On Oct. 7, crews from ODFW and U.S. Fish and Wildlife Service trapped a 2-year-old, 80-pound female. After being sedated, biologists took DNA and blood samples and named her OR-54. After being fitted with a VHF collar, which biologists will allow them to monitor the Rogue pack’s movement, she was released. But Collom and Stephenson have experienced problems picking up signals from her collar.

“We’ve got issues with that collar,” Collom said Monday, noting it is working only when OR-54 is with a quarter-mile. “We definitely have a problem.”


Earlier Monday morning, while trying to find a signal for OR-54, Stephenson saw the collared wolf with another about the same time the device began signaling. When he fired three cracker shells to scare them away, he spotted four more wolves.
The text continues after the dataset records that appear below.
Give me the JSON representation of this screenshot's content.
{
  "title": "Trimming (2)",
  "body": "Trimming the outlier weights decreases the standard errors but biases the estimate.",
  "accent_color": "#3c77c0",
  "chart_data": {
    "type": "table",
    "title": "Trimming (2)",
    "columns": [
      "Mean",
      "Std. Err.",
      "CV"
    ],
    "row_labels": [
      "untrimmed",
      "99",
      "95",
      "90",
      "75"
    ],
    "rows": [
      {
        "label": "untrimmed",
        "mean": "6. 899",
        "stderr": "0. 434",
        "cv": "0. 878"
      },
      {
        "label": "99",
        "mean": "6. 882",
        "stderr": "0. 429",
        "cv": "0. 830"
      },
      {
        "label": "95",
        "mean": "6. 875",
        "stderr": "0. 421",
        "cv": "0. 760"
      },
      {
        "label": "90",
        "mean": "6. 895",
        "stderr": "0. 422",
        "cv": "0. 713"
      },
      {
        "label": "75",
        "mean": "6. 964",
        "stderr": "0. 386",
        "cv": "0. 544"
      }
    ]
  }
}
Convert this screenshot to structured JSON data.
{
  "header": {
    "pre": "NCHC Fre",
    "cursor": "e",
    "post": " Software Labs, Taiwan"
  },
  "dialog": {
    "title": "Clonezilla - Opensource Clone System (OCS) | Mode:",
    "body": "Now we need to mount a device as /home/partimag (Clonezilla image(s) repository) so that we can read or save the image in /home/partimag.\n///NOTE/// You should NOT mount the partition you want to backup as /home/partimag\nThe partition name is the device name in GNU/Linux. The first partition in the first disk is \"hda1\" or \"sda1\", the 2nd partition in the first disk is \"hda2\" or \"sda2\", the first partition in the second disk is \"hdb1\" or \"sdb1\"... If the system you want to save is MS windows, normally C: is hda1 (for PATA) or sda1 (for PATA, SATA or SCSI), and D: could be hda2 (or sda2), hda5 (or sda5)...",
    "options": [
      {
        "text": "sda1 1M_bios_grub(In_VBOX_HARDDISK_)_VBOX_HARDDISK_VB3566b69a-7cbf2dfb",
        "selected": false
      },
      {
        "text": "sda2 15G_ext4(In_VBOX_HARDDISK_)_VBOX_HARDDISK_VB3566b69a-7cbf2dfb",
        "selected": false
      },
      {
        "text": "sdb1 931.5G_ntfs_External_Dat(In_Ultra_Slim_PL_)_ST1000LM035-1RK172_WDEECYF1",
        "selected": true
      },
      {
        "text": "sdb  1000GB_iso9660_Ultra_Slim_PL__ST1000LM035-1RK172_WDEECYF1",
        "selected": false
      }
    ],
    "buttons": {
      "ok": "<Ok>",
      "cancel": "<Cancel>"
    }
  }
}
Stephenson, who spent the nights of Monday and Tuesday Oct. 9 and 10 with Jeanne Spaur, another federal biologist, said he and Collom will meet today to determine if the overnight vigils will continue.


“We’ll continue until tonight and then we’ll reassess,” Collom said Monday. “We’ll see what tonight brings but we’ll probably keep at it. We’ve definitely altered their behavior.”